After a week away, we return to find the garden vanishing under green – leaves, weeds, grass, growth, some new blossom even. Mid-May just brings amazing energy to vegetation here, both wanted and not wanted. So cutting back, mowing, weeding, pruning will have to take priority over new planting until order and discipline is restored to the unruly, verdant little sods that over-populate these beds, banks and terraces. I’ll show ’em who’s boss, especially those evil Spanish bluebells! Meanwhile the windows all seem to need painting at once, this summer. And I must clamber up on the flat roof to unblock the gutters and downpipes bunged up by recent gales.  More creative projects and plans are being crowded out by care and maintenance…dull, dull, dull.

July postscript: the evil Spanish bluebells have got their own back. I carefully bagged up the wretched bulbs or whatever you called them, failed to take them to the council’s green waste thingy, two months back, and they now stink so much I can’t take them anywhere…

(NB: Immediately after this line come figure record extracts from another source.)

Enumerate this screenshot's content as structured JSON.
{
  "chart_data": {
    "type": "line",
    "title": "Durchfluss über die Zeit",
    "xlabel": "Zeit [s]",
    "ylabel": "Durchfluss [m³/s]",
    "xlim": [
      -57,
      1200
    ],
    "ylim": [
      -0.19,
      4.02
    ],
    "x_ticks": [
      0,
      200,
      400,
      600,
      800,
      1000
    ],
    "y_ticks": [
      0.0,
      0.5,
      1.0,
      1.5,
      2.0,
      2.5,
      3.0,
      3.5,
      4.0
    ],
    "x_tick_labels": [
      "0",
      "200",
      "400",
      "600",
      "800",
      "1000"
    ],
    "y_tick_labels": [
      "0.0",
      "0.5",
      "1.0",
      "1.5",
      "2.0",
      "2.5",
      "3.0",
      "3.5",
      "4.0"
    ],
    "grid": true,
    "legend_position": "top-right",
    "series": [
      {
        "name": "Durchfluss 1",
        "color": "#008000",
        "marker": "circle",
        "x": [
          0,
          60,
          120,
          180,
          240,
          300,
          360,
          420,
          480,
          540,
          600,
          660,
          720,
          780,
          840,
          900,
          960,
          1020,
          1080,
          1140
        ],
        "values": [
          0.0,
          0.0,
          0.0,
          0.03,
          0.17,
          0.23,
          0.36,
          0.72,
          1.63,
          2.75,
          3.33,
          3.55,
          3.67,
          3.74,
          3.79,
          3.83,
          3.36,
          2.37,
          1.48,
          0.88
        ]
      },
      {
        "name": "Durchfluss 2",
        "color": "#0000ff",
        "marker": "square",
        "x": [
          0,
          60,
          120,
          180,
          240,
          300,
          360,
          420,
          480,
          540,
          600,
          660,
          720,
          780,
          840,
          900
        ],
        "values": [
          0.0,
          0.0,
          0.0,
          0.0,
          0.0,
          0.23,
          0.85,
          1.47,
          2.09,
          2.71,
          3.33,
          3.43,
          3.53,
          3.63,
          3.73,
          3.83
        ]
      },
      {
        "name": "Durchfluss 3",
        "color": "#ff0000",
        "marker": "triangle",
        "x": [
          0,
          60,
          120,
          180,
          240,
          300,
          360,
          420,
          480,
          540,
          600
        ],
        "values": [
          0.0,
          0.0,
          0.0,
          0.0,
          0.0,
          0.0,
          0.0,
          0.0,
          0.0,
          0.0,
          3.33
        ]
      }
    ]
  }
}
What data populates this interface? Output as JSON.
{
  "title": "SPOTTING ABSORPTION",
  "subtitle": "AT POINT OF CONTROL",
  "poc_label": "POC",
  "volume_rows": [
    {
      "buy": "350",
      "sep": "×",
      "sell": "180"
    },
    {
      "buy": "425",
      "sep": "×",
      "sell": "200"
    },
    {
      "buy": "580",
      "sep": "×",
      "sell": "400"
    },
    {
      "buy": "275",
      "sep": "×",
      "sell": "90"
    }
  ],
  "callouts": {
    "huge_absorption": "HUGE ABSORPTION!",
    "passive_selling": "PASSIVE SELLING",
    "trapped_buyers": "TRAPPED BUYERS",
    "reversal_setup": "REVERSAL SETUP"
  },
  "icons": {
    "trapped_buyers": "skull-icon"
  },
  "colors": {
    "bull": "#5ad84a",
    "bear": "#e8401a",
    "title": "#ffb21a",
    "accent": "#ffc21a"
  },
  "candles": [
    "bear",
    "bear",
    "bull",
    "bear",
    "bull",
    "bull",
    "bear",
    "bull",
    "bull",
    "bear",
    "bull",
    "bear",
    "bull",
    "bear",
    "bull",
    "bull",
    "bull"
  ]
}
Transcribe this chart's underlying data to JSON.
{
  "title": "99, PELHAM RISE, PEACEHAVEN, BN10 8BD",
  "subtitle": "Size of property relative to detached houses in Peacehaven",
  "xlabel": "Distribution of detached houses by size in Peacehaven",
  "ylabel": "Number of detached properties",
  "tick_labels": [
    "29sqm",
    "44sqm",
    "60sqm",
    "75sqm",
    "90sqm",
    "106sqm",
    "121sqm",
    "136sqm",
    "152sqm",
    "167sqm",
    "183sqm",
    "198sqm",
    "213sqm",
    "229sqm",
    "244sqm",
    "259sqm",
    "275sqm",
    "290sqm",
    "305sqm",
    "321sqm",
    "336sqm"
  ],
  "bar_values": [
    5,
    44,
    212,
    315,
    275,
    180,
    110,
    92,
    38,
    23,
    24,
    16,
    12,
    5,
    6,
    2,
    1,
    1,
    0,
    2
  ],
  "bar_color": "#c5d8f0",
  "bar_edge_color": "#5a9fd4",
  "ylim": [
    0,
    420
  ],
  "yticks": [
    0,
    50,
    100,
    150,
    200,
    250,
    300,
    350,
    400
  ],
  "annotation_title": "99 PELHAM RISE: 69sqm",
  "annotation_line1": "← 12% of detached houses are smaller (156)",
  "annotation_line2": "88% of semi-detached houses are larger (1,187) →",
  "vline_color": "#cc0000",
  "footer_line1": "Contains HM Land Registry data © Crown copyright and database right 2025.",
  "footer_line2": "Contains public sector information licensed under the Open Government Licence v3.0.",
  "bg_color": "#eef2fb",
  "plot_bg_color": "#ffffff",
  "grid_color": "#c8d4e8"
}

Wildlife is not something you might immediately think of when visiting or contemplating Greater London, but there is plenty of it around, especially in the outer boroughs. Personally, I turn off immediately any radio or TV programme featuring wildlife, but I have my own David Attenborough moments here sometimes, keeping stock still as I spot something and try to work out what it is, perhaps speculating with my wife in hushed tones. Of course, the four-legged wildlife is mostly foxes and grey squirrels, but also horses and sometimes sheep. Deer have been seen nearby, and also lizards, fieldmice,rabbits and cats seemingly from Bengal. Round the birdfeeders (maintaining these is a new chore) are variously tree-creepers, woodpeckers (greater-spotted only), inumerable finches, robins, collared doves and – trampling the flowerbeds in search of dropped seeds – some very fat woodpigeons. Sometimes we can hear shooting not that far away, so someone else at least enjoys nature’s bounty roundabout.  At dusk there are bats. Stagbeetles are another hazard. One of our cats caught a shrew. A bullfinch has this week been trying to get us to move out of his territory, and we are wondering quite what lengths he will go to in his zeal. There are also Yetis here, plus Spitfires and last week some Hawks (red, noisy, in amazingly tight formation). A typhoon was screaming around the rooftops. I am told there were Yaks.

Sunny Afternoon

There is perhaps something about being late middle-aged that makes listening to familar music in a public place or watching a magical play a risky business. This being London there is an abundance of such pleasures, and the risk is becoming such that I really should remember to pack Ray Bans for the inevitable hollow, red eyes which seem to result from these forays.  Provoking even greater lachrymosity than usual this week was a terrific musical with music and lyrics by Ray Davies, telling the story of the early days of The Kinks. As soon as his younger brother Dave (brilliantly played by George Maguire) picked up his guitar and crashed out the raw opening of “You Really Got Me“, stabbing his little portable amplifier’s single speaker with a flick knife ( I think) to get the right quality of harshness into the main riff,  my eyes prickled with absurd pleasure and I was away. My wife covered her ears. It was 1964 again, and I was 12 or 13, and it was North London. They got me alright.

I didn’t know Fortis Green where the brothers lived in their little terraced house, but it wasn’t that far away from my Kensal Rise, which had a similar feel. I only wished I had seen them live at least once.